For many to be a Christian is to follow Christ, believe that he rose from the dead, and is our saviour eternal. I have those covered. So what makes me different than others? Nothing. The problem is that we want to see differences where there are none, and as such, we think that by making a certain exclusive to a few, we will achieve that. I disagree. For me, saying that I am Christian is one thing, and saying that I am Catholic is another. "Christian" is a label of my faith, as it states I am a follower of Christ (btw, I prefer saying that over Christian, but that is another post). My religion, or denomination, is Catholic. I have fallen in love with the Church, and I have seen that it feels right with my soul and spirit. So, as a Christian, I choose to be Catholic.

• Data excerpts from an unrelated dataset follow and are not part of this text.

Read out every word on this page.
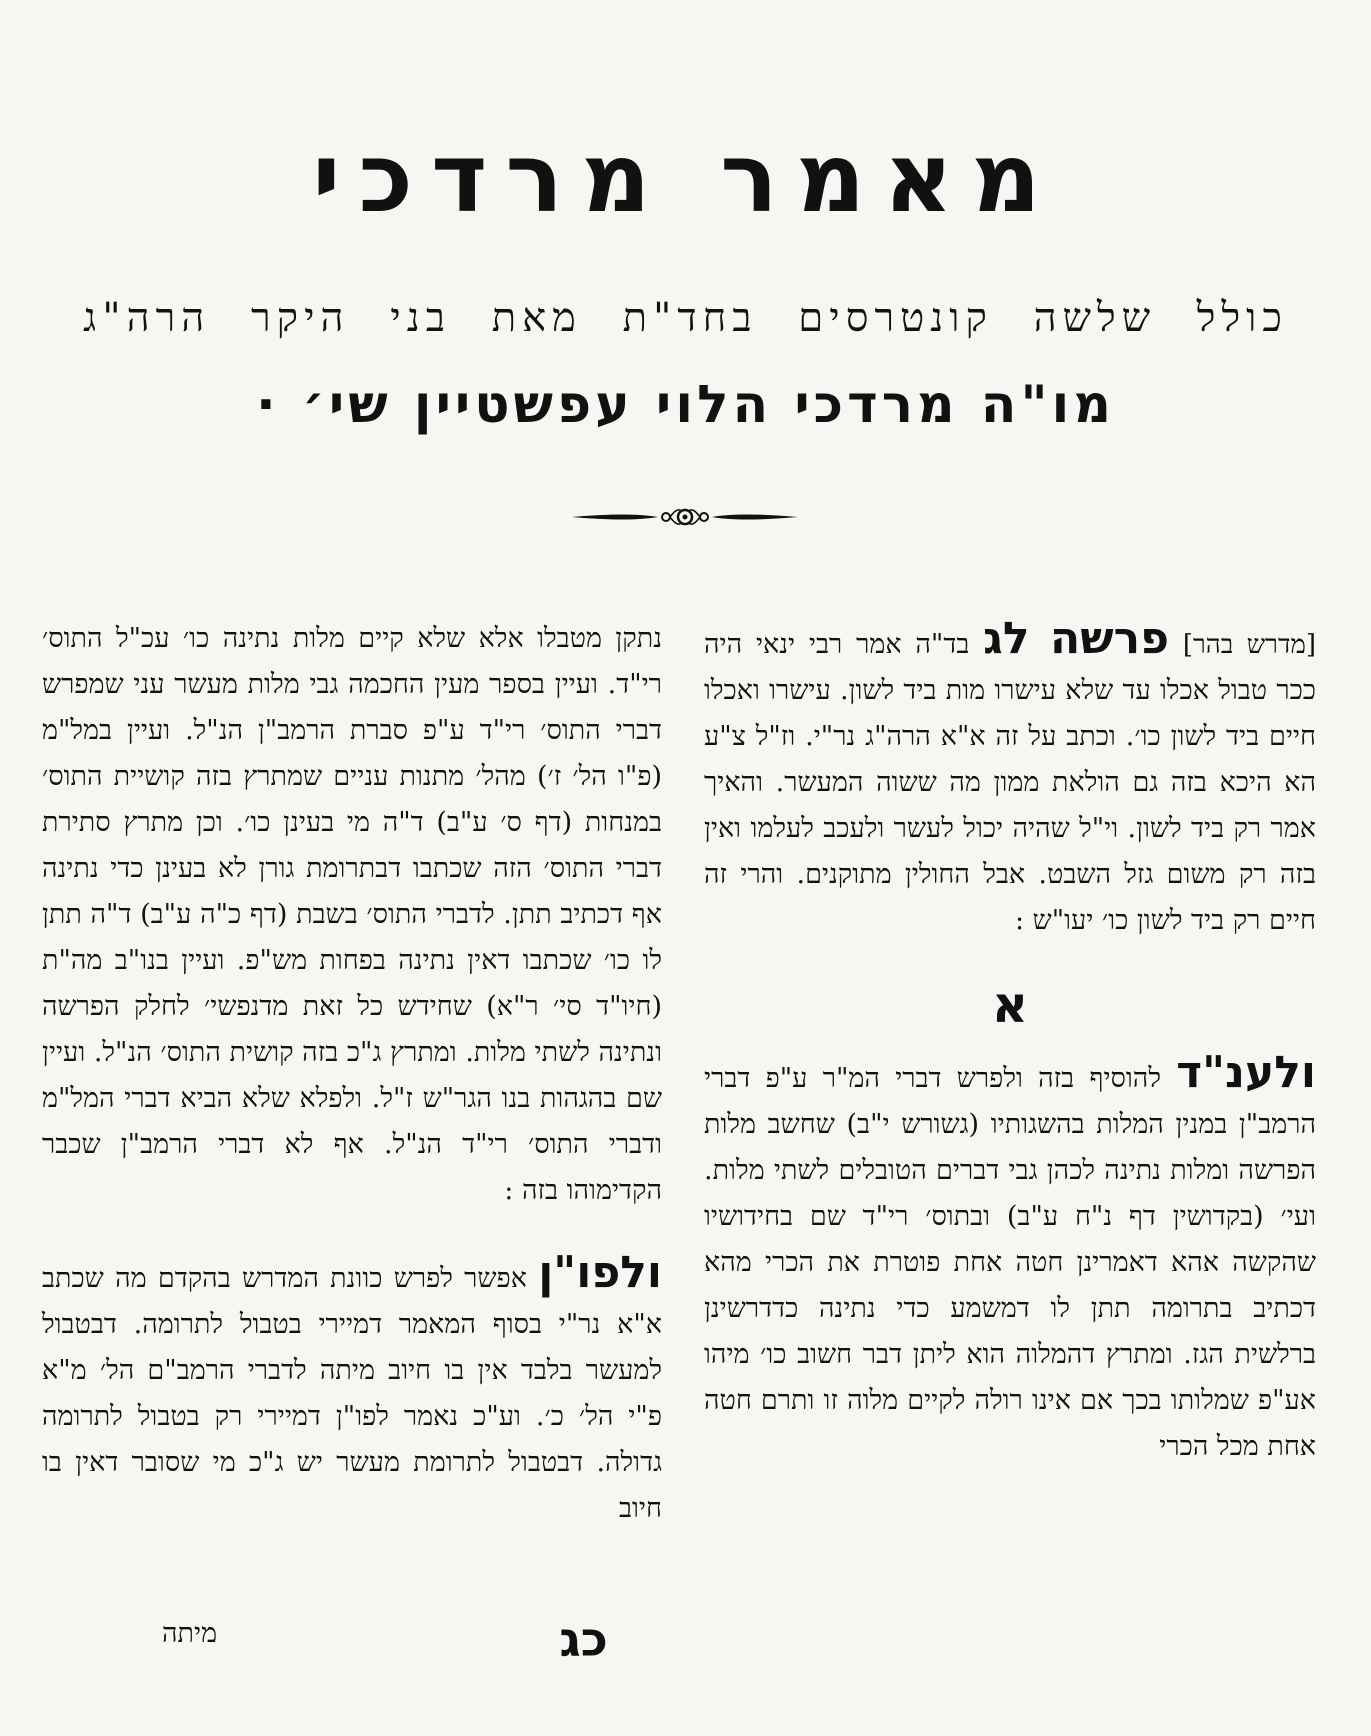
מאמר מרדכי
כולל שלשה קונטרסים בחד"ת מאת בני היקר הרה"ג
מו"ה מרדכי הלוי עפשטיין שי׳ ·

[מדרש בהר] פרשה לג בד"ה אמר רבי ינאי היה ככר טבול אכלו עד שלא עישרו מות ביד לשון. עישרו ואכלו חיים ביד לשון כו׳. וכתב על זה א"א הרה"ג נר"י. וז"ל צ"ע הא היכא בזה גם הולאת ממון מה ששוה המעשר. והאיך אמר רק ביד לשון. וי"ל שהיה יכול לעשר ולעכב לעלמו ואין בזה רק משום גזל השבט. אבל החולין מתוקנים. והרי זה חיים רק ביד לשון כו׳ יעו"ש :

א

ולענ"ד להוסיף בזה ולפרש דברי המ"ר ע"פ דברי הרמב"ן במנין המלות בהשגותיו (גשורש י"ב) שחשב מלות הפרשה ומלות נתינה לכהן גבי דברים הטובלים לשתי מלות. ועי׳ (בקדושין דף נ"ח ע"ב) ובתוס׳ רי"ד שם בחידושיו שהקשה אהא דאמרינן חטה אחת פוטרת את הכרי מהא דכתיב בתרומה תתן לו דמשמע כדי נתינה כדדרשינן ברלשית הגז. ומתרץ דהמלוה הוא ליתן דבר חשוב כו׳ מיהו אע"פ שמלותו בכך אם אינו רולה לקיים מלוה זו ותרם חטה אחת מכל הכרי

נתקן מטבלו אלא שלא קיים מלות נתינה כו׳ עכ"ל התוס׳ רי"ד. ועיין בספר מעין החכמה גבי מלות מעשר עני שמפרש דברי התוס׳ רי"ד ע"פ סברת הרמב"ן הנ"ל. ועיין במל"מ (פ"ו הל׳ ז׳) מהל׳ מתנות עניים שמתרץ בזה קושיית התוס׳ במנחות (דף ס׳ ע"ב) ד"ה מי בעינן כו׳. וכן מתרץ סתירת דברי התוס׳ הזה שכתבו דבתרומת גורן לא בעינן כדי נתינה אף דכתיב תתן. לדברי התוס׳ בשבת (דף כ"ה ע"ב) ד"ה תתן לו כו׳ שכתבו דאין נתינה בפחות מש"פ. ועיין בנו"ב מה"ת (חיו"ד סי׳ ר"א) שחידש כל זאת מדנפשי׳ לחלק הפרשה ונתינה לשתי מלות. ומתרץ ג"כ בזה קושית התוס׳ הנ"ל. ועיין שם בהגהות בנו הגר"ש ז"ל. ולפלא שלא הביא דברי המל"מ ודברי התוס׳ רי"ד הנ"ל. אף לא דברי הרמב"ן שכבר הקדימוהו בזה :

ולפו"ן אפשר לפרש כוונת המדרש בהקדם מה שכתב א"א נר"י בסוף המאמר דמיירי בטבול לתרומה. דבטבול למעשר בלבד אין בו חיוב מיתה לדברי הרמב"ם הל׳ מ"א פ"י הל׳ כ׳. וע"כ נאמר לפו"ן דמיירי רק בטבול לתרומה גדולה. דבטבול לתרומת מעשר יש ג"כ מי שסובר דאין בו חיוב

כג
מיתה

Both labels fit, but neither is exclusive of the other.
Now the other label deals more with my sexuality. Yes, I am gay. Yes, I like men. But the question remains: am I fem or butch (or masc.)? Now I understand the gay communities affinity for labels. I mean, we all create them one way or the other. Many of us wear them with pride, and show it off in our cars/notebooks/computers or any other place we can display who we are. I have known twinks, bears, jocks, st8 acting, brothers, thugs, and the list goes on and on. I mean, we all want to fit in somewhere, but the main issue is the first two labels we all have to deal with one way or another: fem or butch?
I tend to be between a rock and a hard place with this mainly because I do not see myself in either category. Let's see some examples of what makes me one or the other, shall we?
I paint my nails. I wouldn't mind doing drag. I LOVE makeup. I have no problem calling myself a queen, miss, girl, or any other feminine label. I carry a man bag (which I sorely need another). I love to shop. I like fashion.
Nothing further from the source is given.